25 Février 2019
Par Renée Graham | Chroniqueuse au Globe, le 22 février 2019.
Après que l'invité d'honneur fut trop aviné à sa fête d'anniversaire l'année dernière, le DJ a lancé sa liste de chansons pour la soirée.
L'une des premières chansons était «Step in the Name of Love» de R.Kelly. Tandis que la plupart des gens dans la pièce étaient un peu ivres et décontractés, je me tenais à l'écart avec circonspection.
«Vous plaisantez j'espère ? R.Kelly ? Pour de vrai ?! Comment pouvez-vous toujours faire écouter R.Kelly ?! (Il avait déjà entendu tout cela auparavant). J'ai trouvé déraisonnable que tout ce qui était associé à une personne longtemps accusée d'agressions sexuelles puisse faire partie d'un rassemblement festif.
Bien sûr, si la chanson avait été, par exemple, «Working Day and Night» de Michael Jackson, j'aurais été la première sur la piste de danse.
Dernièrement, ma propre hypocrisie m'est devenue insupportable. La seule différence entre les deux musiciens est que les victimes présumées de Kelly sont des jeunes femmes, alors que celles de Jackson sont des petits garçons.

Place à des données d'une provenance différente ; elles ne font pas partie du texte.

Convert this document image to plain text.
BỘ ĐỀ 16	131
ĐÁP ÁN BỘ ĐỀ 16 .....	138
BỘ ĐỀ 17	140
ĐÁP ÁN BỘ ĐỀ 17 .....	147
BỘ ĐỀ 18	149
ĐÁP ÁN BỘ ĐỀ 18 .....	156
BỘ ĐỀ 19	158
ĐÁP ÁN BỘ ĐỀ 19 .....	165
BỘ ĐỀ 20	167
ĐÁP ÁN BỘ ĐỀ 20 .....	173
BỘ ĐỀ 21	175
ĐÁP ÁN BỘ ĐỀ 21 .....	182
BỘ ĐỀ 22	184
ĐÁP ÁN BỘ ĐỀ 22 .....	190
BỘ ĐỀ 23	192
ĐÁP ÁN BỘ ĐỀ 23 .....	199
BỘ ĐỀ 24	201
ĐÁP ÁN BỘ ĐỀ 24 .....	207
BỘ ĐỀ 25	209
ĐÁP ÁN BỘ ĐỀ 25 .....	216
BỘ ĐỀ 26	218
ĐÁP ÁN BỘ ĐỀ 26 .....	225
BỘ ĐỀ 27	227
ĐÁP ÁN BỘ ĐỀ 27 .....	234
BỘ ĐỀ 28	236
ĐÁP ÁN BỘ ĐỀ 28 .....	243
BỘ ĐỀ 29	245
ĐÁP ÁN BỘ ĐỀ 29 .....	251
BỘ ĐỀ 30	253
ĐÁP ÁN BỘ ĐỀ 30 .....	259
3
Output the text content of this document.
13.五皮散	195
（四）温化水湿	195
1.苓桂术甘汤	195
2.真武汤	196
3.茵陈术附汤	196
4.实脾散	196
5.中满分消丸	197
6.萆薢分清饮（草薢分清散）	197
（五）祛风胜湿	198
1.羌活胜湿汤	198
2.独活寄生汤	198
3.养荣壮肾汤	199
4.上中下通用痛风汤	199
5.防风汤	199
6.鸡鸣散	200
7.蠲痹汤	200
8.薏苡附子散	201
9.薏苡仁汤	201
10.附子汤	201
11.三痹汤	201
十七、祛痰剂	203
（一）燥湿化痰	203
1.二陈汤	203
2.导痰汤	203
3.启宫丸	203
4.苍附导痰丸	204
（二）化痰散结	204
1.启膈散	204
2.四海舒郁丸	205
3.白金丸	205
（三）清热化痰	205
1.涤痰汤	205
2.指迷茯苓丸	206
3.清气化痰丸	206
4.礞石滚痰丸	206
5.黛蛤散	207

Près d'une décennie après la mort de Jackson, ces allégations sont à nouveau d'actualité. Les 3 et 4 mars, HBO diffusera «Leaving Neverland», un documentaire de quatre heures mettant en vedette deux hommes qui racontent que, enfants, ils ont d'abord été amis, puis agressés sexuellement par Jackson. Dans la bande annonce du film, l'un des accusateurs a déclaré que Jackson lui avait dit : «S'ils découvrent ce que nous faisons, toi et moi, irons en prison pour le restant de nos jours». «Je suis capable de dire la vérité aussi fort que j'ai menti pendant si longtemps».
Jackson, qui a été acquitté en 2005 pour toutes les accusations liées à une autre accusation de pédophilie, a toujours maintenu son innocence. Après que «Leaving Neverland» ait fait ses débuts au Festival de Sundance cette année, la succession de Jackson a excorié les accusateurs. Dans une déclaration, sa famille a déclaré : «Les faits ne mentent pas, les gens le font. Michael Jackson était et sera toujours 100 % innocent de ces fausses allégations». Maintenant, la succession de Jackson poursuit HBO pour 100 millions de dollars.
Pas une fois, je n'ai douté des femmes courageuses qui ont accusé R.Kelly, comme l'a documenté de manière exhaustive le journaliste de Chicago, Jim DeRogatis, qui a tout d'abord raconté l'histoire et qui l'a suivie dans des endroits très sombres depuis près de 20 ans. Plus récemment, le documentaire «Surviving R.Kelly» a ravivé l'intérêt pour les allégations. Kelly a depuis été abandonné par son label de longue date. Vendredi, il a été inculpé de dix chefs d'agressions sexuelles criminelles aggravées.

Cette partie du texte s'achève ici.